Everything You Wanted to Know About Dads

It seems like it was just last week that I was lamenting that no one ever seems to take a look at family dynamics through the prism of dads, practically begging for a comprehensive report to fall from the sky. And yesterday -- voila! -- a comprehensive report on dads did indeed fall from the sky (more accurately, it was introduced at a DC press conference. But close enough).

The National Fatherhood Initiative's effort, the Fathering Attitudes Survey (PDF), is a great piece of work. It's built on what seems like a strong 701-father survey and analyzed with some statistical rigor. NFI is focused pretty tightly on thinking about ways for men to be "involved, responsible, and committed fathers," and it's a goal worthy of a lot of support.

I don't have the space to go through all the of the results, or even all of the important results, but I encourage you to take a look at the 30-page report. It is probably worth calling attention to a few of my longstanding -- though often thinly supported -- beliefs that are backed up by the NFI survey:
1. The media isn't doing dads any favors. The report ranks "media/popular culture" as the no. 2 obstacle to good fathering, behind "work responsibilities" but ahead of "financial problems" or "lack of knowledge." Of survey respondents, 65 percent agreed that "The media (e.g. commercials and TV shows) tend to portray fathers in a negative light."
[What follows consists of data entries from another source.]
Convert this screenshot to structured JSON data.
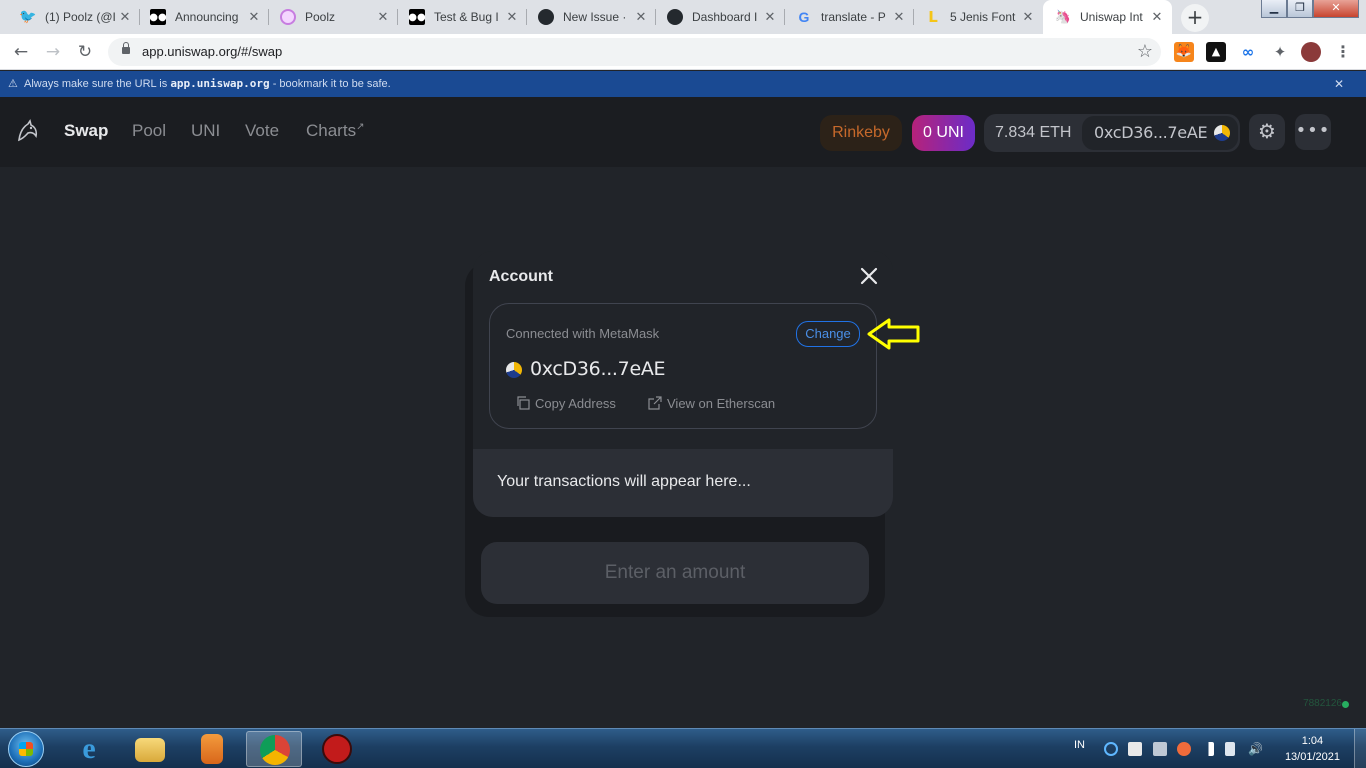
{
  "browser": {
    "tabs": [
      {
        "title": "(1) Poolz (@I",
        "icon": "twitter-icon",
        "color": "#1da1f2"
      },
      {
        "title": "Announcing",
        "icon": "medium-icon",
        "color": "#000000"
      },
      {
        "title": "Poolz",
        "icon": "poolz-icon",
        "color": "#c77de0"
      },
      {
        "title": "Test & Bug I",
        "icon": "medium-icon",
        "color": "#000000"
      },
      {
        "title": "New Issue · ",
        "icon": "github-icon",
        "color": "#24292e"
      },
      {
        "title": "Dashboard I",
        "icon": "github-icon",
        "color": "#24292e"
      },
      {
        "title": "translate - P",
        "icon": "google-icon",
        "color": "#4285f4"
      },
      {
        "title": "5 Jenis Font",
        "icon": "bookmark-l-icon",
        "color": "#f5c518"
      },
      {
        "title": "Uniswap Int",
        "icon": "uniswap-icon",
        "color": "#555555"
      }
    ],
    "url": "app.uniswap.org/#/swap"
  },
  "banner": {
    "prefix": "Always make sure the URL is ",
    "domain": "app.uniswap.org",
    "suffix": " - bookmark it to be safe."
  },
  "header": {
    "nav": [
      "Swap",
      "Pool",
      "UNI",
      "Vote",
      "Charts"
    ],
    "charts_arrow": "↗",
    "network": "Rinkeby",
    "uni_balance": "0 UNI",
    "eth_balance": "7.834 ETH",
    "address": "0xcD36...7eAE"
  },
  "modal": {
    "title": "Account",
    "connected_with": "Connected with MetaMask",
    "change_label": "Change",
    "address": "0xcD36...7eAE",
    "copy_label": "Copy Address",
    "etherscan_label": "View on Etherscan",
    "transactions_text": "Your transactions will appear here..."
  },
  "swap": {
    "button_label": "Enter an amount"
  },
  "status": {
    "block_number": "7882126"
  },
  "taskbar": {
    "language": "IN",
    "time": "1:04",
    "date": "13/01/2021"
  },
  "colors": {
    "accent_blue": "#2172e5",
    "network_orange": "#c6692b",
    "annotation_yellow": "#ffff00"
  }
}
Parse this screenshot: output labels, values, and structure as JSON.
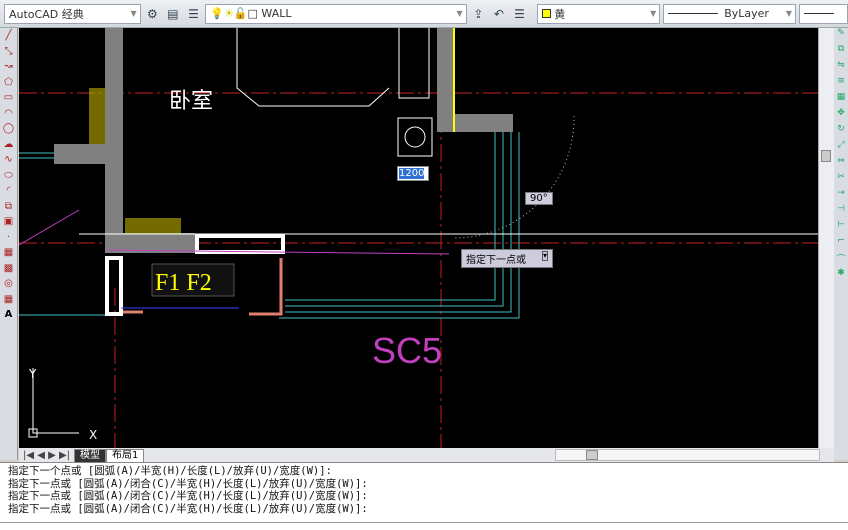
{
  "toolbar": {
    "workspace": "AutoCAD 经典",
    "layer": "WALL",
    "color": "黄",
    "linetype": "ByLayer",
    "lineweight": "ByLayer"
  },
  "drawing": {
    "room_label": "卧室",
    "tag": "F1 F2",
    "sc_label": "SC5",
    "dim_input": "1200",
    "angle": "90°",
    "prompt": "指定下一点或",
    "ucs_x": "X",
    "ucs_y": "Y"
  },
  "tabs": [
    "模型",
    "布局1"
  ],
  "command_history": [
    "指定下一个点或 [圆弧(A)/半宽(H)/长度(L)/放弃(U)/宽度(W)]:",
    "指定下一点或 [圆弧(A)/闭合(C)/半宽(H)/长度(L)/放弃(U)/宽度(W)]:",
    "指定下一点或 [圆弧(A)/闭合(C)/半宽(H)/长度(L)/放弃(U)/宽度(W)]:",
    "指定下一点或 [圆弧(A)/闭合(C)/半宽(H)/长度(L)/放弃(U)/宽度(W)]:"
  ],
  "colors": {
    "wall": "#808080",
    "yellow": "#ffff00",
    "magenta": "#c040c0",
    "cyan": "#40c0c0",
    "red": "#c02020"
  }
}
2. It also confirms the importance of guys connecting with each other. The survey found 73.9 percent of dads drew on "other fathers or men" for help in being a dad. That was no. 2 (after "wife, partner or child's mother" but ahead of "their mother" and "their father.") And 77 percent agreed that "as a father, you feel a responsibility to help other fathers improve their fathering skills."

3. This generation of fathers is increasingly confident in the daddy role. A huge number -- 99 percent -- agreed that "being a father is a very important part of who you are," and 78 percent say they have the skills to be a good father.

4. We need to continue to think on ways to prepare guys for fatherhood: 54 percent of dads felt adequately prepared for the gig when they first became fathers.
These snippets don't do the report justice ... it has some nice demographic breakdowns and gives a novel picture of fatherhood.